The humble essay, derived from the French verb Essayer, meaning to try. As highlighted in Paul Graham’s The Age of the Essay, the aim of any essay should be to ‘try and find the answer’.
This definition, along with many other aspects of the much loved ‘modern’ essay, has been lost in today’s schooling system. Instead of searching for answers in our essays, we are simply imitating “English professors, who are imitating classical scholars, who are merely the inheritors of a tradition growing out of what was, 700 years ago, fascinating and urgently needed work.” Graham kindly suggests that this is simply a waste of time. (MIND BLOWN)
Graham instead suggests that an essay doesn’t begin with a statement, but with a question. In the schooling system I, and many of my fellow students, were brought up in we were taught to take a position and defend it. Instead what we must be searching for is a door that’s ajar and proceed to walk inside and explore the contents.

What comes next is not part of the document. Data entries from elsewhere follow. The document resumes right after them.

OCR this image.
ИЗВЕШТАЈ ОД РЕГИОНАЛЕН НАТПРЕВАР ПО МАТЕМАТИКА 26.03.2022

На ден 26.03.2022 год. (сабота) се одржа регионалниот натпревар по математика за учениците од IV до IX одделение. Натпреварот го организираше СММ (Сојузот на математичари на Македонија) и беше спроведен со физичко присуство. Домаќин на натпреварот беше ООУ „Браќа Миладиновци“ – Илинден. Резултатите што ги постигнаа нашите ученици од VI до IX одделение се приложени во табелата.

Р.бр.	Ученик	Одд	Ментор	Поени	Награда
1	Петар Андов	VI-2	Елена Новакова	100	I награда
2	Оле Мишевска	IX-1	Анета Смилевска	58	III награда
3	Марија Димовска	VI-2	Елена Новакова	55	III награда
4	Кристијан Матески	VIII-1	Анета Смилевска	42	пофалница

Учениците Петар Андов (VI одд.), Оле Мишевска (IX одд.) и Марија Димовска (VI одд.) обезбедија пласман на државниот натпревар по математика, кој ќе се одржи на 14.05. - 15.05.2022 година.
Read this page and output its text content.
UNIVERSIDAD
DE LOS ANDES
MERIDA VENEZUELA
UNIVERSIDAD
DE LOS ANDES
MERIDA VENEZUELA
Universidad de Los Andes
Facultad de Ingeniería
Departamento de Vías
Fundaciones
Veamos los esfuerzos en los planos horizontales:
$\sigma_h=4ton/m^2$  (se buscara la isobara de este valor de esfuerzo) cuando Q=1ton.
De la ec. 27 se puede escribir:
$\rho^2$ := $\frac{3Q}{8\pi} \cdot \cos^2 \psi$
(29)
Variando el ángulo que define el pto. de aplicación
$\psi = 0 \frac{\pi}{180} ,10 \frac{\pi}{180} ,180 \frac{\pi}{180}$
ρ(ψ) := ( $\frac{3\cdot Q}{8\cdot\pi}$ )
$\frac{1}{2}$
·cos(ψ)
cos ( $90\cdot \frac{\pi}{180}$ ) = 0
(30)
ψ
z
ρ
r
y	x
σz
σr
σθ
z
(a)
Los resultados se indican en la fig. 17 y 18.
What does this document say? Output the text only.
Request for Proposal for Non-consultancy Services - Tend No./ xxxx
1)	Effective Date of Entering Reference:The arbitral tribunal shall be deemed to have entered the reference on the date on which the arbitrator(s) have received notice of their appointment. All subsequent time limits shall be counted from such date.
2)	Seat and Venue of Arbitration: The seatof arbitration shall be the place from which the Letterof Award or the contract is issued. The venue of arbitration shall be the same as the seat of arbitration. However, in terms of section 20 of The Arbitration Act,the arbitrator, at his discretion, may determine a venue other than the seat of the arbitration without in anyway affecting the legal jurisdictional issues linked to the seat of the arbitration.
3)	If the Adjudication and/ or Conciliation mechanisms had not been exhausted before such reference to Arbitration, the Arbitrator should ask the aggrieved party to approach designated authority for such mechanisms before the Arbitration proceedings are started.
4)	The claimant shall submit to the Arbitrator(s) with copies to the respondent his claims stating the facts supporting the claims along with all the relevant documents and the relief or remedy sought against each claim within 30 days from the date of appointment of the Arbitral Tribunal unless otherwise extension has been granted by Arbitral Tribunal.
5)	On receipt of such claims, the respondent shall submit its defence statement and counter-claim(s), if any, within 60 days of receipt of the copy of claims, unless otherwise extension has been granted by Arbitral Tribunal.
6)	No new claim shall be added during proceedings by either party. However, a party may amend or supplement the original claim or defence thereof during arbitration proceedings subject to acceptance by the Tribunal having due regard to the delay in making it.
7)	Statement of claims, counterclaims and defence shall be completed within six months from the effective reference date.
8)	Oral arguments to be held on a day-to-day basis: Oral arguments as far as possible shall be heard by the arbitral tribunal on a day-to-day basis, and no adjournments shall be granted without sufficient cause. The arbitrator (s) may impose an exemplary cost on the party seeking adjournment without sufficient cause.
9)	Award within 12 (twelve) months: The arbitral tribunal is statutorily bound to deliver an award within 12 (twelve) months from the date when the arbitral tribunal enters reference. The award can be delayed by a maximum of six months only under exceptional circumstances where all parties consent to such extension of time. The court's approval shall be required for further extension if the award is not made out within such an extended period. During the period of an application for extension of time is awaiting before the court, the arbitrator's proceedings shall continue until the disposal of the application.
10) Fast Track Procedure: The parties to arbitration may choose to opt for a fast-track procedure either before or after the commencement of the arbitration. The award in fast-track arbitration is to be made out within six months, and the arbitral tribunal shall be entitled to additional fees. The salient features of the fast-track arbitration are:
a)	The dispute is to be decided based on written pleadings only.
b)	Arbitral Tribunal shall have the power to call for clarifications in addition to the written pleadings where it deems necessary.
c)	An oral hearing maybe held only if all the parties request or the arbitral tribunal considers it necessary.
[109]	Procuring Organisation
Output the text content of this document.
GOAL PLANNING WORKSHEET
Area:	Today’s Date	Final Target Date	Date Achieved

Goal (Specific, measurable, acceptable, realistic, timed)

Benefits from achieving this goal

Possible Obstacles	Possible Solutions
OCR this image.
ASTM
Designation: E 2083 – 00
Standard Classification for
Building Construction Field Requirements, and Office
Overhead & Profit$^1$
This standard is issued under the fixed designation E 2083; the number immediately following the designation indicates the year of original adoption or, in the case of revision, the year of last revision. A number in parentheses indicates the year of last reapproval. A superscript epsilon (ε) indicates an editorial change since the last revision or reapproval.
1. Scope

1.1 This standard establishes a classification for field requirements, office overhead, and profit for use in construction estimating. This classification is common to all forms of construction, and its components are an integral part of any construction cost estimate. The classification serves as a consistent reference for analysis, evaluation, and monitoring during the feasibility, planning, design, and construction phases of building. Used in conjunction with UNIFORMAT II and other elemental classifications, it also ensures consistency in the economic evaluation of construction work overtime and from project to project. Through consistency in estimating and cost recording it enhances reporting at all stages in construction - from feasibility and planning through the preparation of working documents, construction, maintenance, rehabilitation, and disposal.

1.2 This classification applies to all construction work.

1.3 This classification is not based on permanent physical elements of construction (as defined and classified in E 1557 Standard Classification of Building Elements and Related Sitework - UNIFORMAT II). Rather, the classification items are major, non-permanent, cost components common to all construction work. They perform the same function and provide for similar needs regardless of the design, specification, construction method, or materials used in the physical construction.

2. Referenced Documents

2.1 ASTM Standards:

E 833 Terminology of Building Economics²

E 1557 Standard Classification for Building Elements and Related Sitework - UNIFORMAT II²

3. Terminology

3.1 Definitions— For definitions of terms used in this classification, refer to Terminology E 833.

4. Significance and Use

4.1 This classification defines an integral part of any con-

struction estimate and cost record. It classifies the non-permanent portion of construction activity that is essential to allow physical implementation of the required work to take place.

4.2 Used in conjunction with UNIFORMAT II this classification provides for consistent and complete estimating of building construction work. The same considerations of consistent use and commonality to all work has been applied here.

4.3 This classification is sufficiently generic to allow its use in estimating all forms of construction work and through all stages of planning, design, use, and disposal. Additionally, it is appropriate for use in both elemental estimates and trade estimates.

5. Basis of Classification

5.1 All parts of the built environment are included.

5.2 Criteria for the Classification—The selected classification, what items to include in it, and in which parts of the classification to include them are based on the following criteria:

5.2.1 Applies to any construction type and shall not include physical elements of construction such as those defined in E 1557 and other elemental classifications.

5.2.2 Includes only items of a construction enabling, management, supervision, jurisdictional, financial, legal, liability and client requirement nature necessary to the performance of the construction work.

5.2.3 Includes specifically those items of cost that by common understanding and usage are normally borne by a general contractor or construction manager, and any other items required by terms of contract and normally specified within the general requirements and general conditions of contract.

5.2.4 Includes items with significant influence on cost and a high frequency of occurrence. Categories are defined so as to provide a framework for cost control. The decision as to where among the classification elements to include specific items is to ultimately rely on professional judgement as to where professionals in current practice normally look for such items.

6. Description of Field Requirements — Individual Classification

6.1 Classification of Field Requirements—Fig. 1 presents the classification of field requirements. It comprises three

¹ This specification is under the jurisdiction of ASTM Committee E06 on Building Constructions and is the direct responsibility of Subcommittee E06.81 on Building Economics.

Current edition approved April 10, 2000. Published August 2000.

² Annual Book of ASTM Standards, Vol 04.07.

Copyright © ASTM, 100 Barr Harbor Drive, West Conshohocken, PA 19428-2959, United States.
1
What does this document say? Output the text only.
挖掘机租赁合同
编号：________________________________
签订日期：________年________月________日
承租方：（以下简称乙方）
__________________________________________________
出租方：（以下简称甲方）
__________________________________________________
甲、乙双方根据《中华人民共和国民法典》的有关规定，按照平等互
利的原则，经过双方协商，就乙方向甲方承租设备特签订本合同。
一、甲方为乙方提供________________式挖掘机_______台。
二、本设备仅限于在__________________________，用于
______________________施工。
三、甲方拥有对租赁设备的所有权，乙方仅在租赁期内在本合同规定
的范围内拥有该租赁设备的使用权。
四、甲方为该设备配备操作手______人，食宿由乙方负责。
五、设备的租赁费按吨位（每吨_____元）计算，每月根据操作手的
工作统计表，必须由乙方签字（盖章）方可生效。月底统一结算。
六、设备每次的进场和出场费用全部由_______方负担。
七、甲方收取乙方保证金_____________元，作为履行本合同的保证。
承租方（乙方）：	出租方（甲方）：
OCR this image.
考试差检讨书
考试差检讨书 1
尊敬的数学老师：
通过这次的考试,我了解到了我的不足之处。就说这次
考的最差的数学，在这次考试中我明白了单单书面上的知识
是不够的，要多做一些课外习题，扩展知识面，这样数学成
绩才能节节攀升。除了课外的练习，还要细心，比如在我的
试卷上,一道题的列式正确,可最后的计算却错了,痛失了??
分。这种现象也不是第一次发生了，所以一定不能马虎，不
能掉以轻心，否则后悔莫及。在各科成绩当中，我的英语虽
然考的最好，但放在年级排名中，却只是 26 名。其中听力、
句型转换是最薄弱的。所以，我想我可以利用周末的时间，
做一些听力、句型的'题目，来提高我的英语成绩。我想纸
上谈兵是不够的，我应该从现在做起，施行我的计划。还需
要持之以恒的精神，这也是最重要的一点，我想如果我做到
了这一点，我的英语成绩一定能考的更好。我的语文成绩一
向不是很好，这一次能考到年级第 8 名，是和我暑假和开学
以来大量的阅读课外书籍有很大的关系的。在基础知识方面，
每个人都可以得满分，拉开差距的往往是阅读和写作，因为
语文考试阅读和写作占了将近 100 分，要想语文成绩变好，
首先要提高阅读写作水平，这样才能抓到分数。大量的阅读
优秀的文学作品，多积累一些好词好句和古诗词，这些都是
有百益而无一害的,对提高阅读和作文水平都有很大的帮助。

However, it’s true that questions aren’t enough and an essay has to try and come up with some answers. Although we must not always succeed, best to think of these as “experiments with inconclusive results”. These ‘inconclusive’ essays will not be published but those essays that are published should ideally tell the reader something he didn’t already know.
It was heartwarming to know that Graham also shares my frustrating habit of meandering his way through essays. When he explained that this was a good thing, I practically jumped for joy. He explains that an essay is supposed to be a search for truth and any essay that didn’t twist and turn, meandering through the information, would simply be suspicious.